UK house prices
First-time buyers will find it increasingly harder to get on the ladder says RICS. Reuters

Sales of UK houses rose to a six-year high in March as buyers cashed in on better access to mortgage finance, but raising fears that first-time buyers will find it increasingly difficult to join the market.

The Royal Institution of Chartered Surveyors said its seasonally adjusted house price balance, which measures the percentage of surveyors reporting a house price increase in their designated area, rose to +57 in March from an upwardly revised +47 the previous month. Analysts had expected +43 for the month.

Respondents sold on average 22.7 homes in the quarter, the highest number since February 2008. The March reading was close to November's +58, which was the highest since June 2002.
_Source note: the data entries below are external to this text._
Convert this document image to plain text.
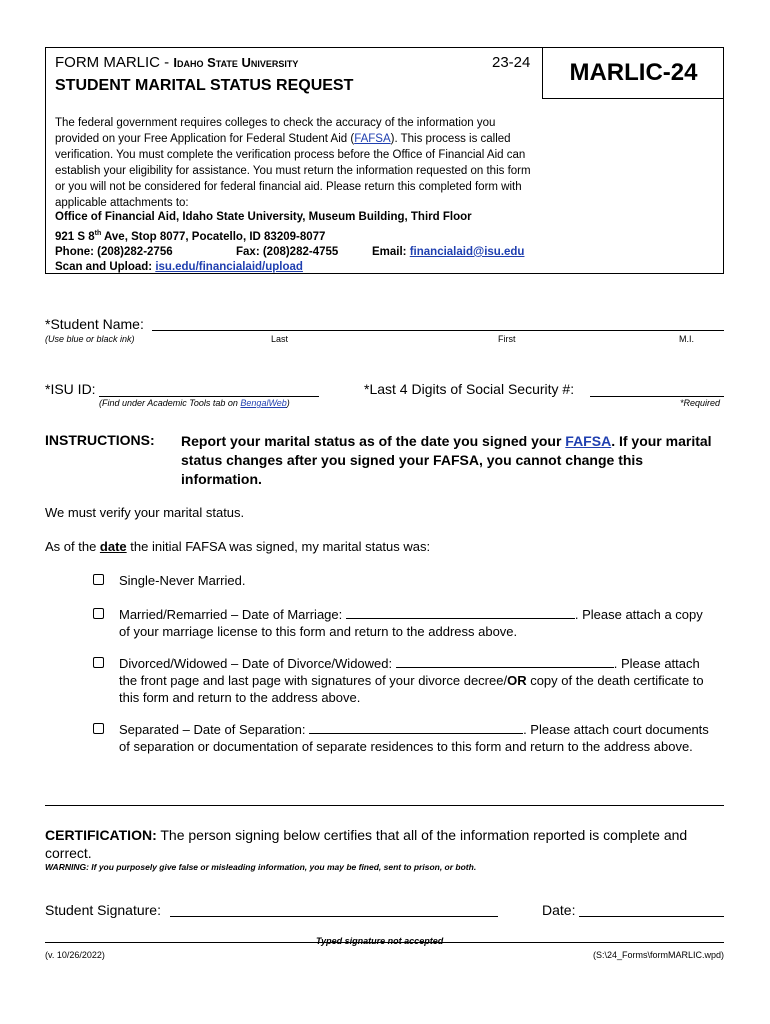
MARLIC-24
FORM MARLIC - Idaho State University	23-24
STUDENT MARITAL STATUS REQUEST
The federal government requires colleges to check the accuracy of the information you provided on your Free Application for Federal Student Aid (FAFSA). This process is called verification. You must complete the verification process before the Office of Financial Aid can establish your eligibility for assistance. You must return the information requested on this form or you will not be considered for federal financial aid. Please return this completed form with applicable attachments to:
Office of Financial Aid, Idaho State University, Museum Building, Third Floor
921 S 8th Ave, Stop 8077, Pocatello, ID 83209-8077
Phone: (208)282-2756	Fax: (208)282-4755	Email: financialaid@isu.edu
Scan and Upload: isu.edu/financialaid/upload
*Student Name:
(Use blue or black ink)	Last	First	M.I.
*ISU ID:
(Find under Academic Tools tab on BengalWeb)
*Last 4 Digits of Social Security #:
*Required
INSTRUCTIONS: Report your marital status as of the date you signed your FAFSA. If your marital status changes after you signed your FAFSA, you cannot change this information.
We must verify your marital status.
As of the date the initial FAFSA was signed, my marital status was:
Single-Never Married.
Married/Remarried – Date of Marriage:	. Please attach a copy of your marriage license to this form and return to the address above.
Divorced/Widowed – Date of Divorce/Widowed:	. Please attach the front page and last page with signatures of your divorce decree/OR copy of the death certificate to this form and return to the address above.
Separated – Date of Separation:	. Please attach court documents of separation or documentation of separate residences to this form and return to the address above.
CERTIFICATION: The person signing below certifies that all of the information reported is complete and correct.
WARNING: If you purposely give false or misleading information, you may be fined, sent to prison, or both.
Student Signature:	Date:
Typed signature not accepted
(v. 10/26/2022)	(S:\24_Forms\formMARLIC.wpd)
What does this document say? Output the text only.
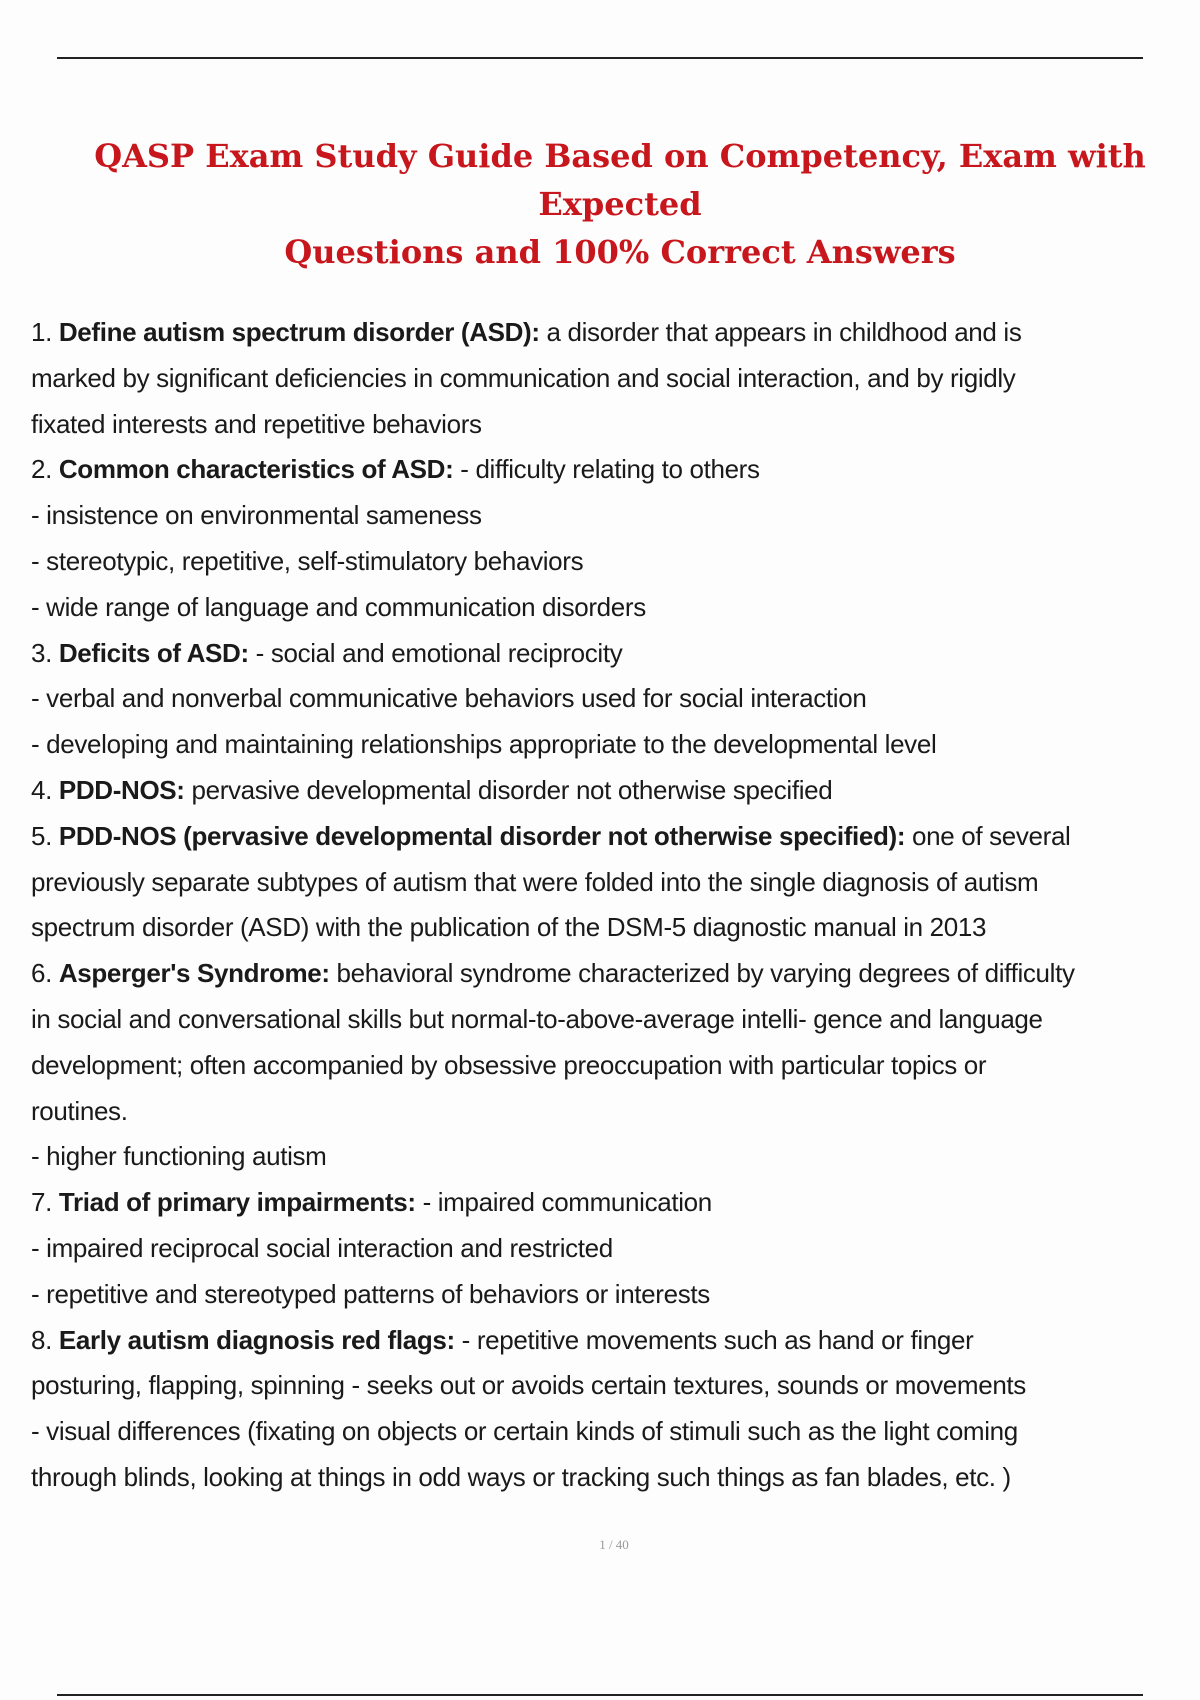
QASP Exam Study Guide Based on Competency, Exam with Expected
Questions and 100% Correct Answers
1. Define autism spectrum disorder (ASD): a disorder that appears in childhood and is
marked by significant deficiencies in communication and social interaction, and by rigidly
fixated interests and repetitive behaviors
2. Common characteristics of ASD: - difficulty relating to others
- insistence on environmental sameness
- stereotypic, repetitive, self-stimulatory behaviors
- wide range of language and communication disorders
3. Deficits of ASD: - social and emotional reciprocity
- verbal and nonverbal communicative behaviors used for social interaction
- developing and maintaining relationships appropriate to the developmental level
4. PDD-NOS: pervasive developmental disorder not otherwise specified
5. PDD-NOS (pervasive developmental disorder not otherwise specified): one of several
previously separate subtypes of autism that were folded into the single diagnosis of autism
spectrum disorder (ASD) with the publication of the DSM-5 diagnostic manual in 2013
6. Asperger's Syndrome: behavioral syndrome characterized by varying degrees of difficulty
in social and conversational skills but normal-to-above-average intelli- gence and language
development; often accompanied by obsessive preoccupation with particular topics or
routines.
- higher functioning autism
7. Triad of primary impairments: - impaired communication
- impaired reciprocal social interaction and restricted
- repetitive and stereotyped patterns of behaviors or interests
8. Early autism diagnosis red flags: - repetitive movements such as hand or finger
posturing, flapping, spinning - seeks out or avoids certain textures, sounds or movements
- visual differences (fixating on objects or certain kinds of stimuli such as the light coming
through blinds, looking at things in odd ways or tracking such things as fan blades, etc. )
1 / 40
"Now that the housing market recovery is well and truly under way and mortgage finance is more readily available, buyers seem to be looking to test the market right across the country, not just in the usual hot spots of the South East," Simon Rubinsohn, RICS chief economist, said.
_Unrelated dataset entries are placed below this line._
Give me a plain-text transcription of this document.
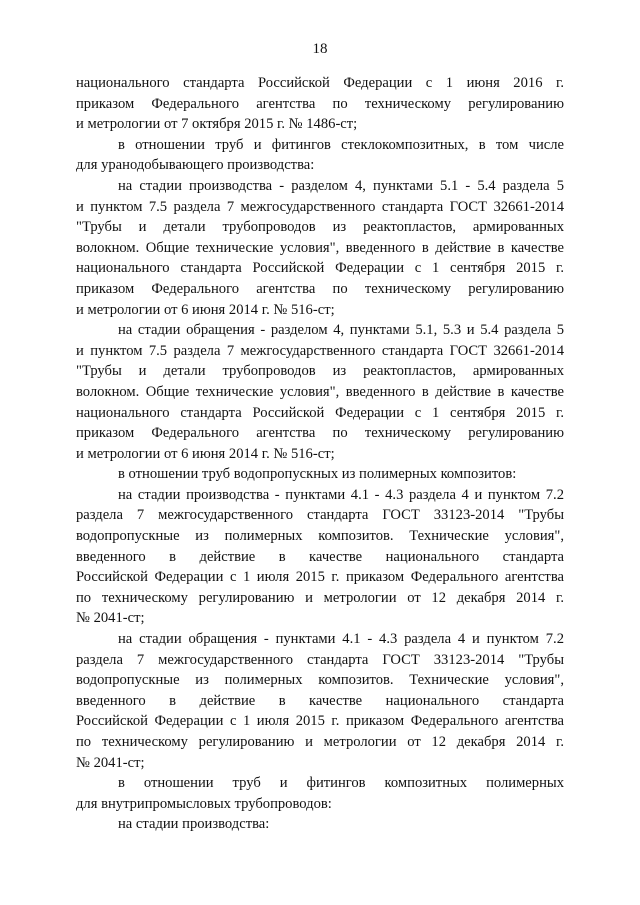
18
национального стандарта Российской Федерации с 1 июня 2016 г.
приказом Федерального агентства по техническому регулированию
и метрологии от 7 октября 2015 г. № 1486-ст;
в отношении труб и фитингов стеклокомпозитных, в том числе
для уранодобывающего производства:
на стадии производства - разделом 4, пунктами 5.1 - 5.4 раздела 5
и пунктом 7.5 раздела 7 межгосударственного стандарта ГОСТ 32661-2014
"Трубы и детали трубопроводов из реактопластов, армированных
волокном. Общие технические условия", введенного в действие в качестве
национального стандарта Российской Федерации с 1 сентября 2015 г.
приказом Федерального агентства по техническому регулированию
и метрологии от 6 июня 2014 г. № 516-ст;
на стадии обращения - разделом 4, пунктами 5.1, 5.3 и 5.4 раздела 5
и пунктом 7.5 раздела 7 межгосударственного стандарта ГОСТ 32661-2014
"Трубы и детали трубопроводов из реактопластов, армированных
волокном. Общие технические условия", введенного в действие в качестве
национального стандарта Российской Федерации с 1 сентября 2015 г.
приказом Федерального агентства по техническому регулированию
и метрологии от 6 июня 2014 г. № 516-ст;
в отношении труб водопропускных из полимерных композитов:
на стадии производства - пунктами 4.1 - 4.3 раздела 4 и пунктом 7.2
раздела 7 межгосударственного стандарта ГОСТ 33123-2014 "Трубы
водопропускные из полимерных композитов. Технические условия",
введенного в действие в качестве национального стандарта
Российской Федерации с 1 июля 2015 г. приказом Федерального агентства
по техническому регулированию и метрологии от 12 декабря 2014 г.
№ 2041-ст;
на стадии обращения - пунктами 4.1 - 4.3 раздела 4 и пунктом 7.2
раздела 7 межгосударственного стандарта ГОСТ 33123-2014 "Трубы
водопропускные из полимерных композитов. Технические условия",
введенного в действие в качестве национального стандарта
Российской Федерации с 1 июля 2015 г. приказом Федерального агентства
по техническому регулированию и метрологии от 12 декабря 2014 г.
№ 2041-ст;
в отношении труб и фитингов композитных полимерных
для внутрипромысловых трубопроводов:
на стадии производства:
Outside London and the South East, the South West and the East Midlands experienced the most noticeable growth in prices, according to the institution.

Despite the encouraging signs, the UK housing market continues to suffer from a lack of new homes coming onto the market, RICS added. New instructions from vendors continued to fall in most parts of the country in March.

The imbalance between supply and demand is not expected to change any time soon, and surveyors are expecting more increases in house prices during the summer.

"For the market to operate effectively, we desperately need more homes in areas where people want to buy and want to live," Rubinsohn added.

"Until this happens we're likely to see prices continue to increase and it is going to be ever harder for many first-time buyers to conceive of ever owning their own home."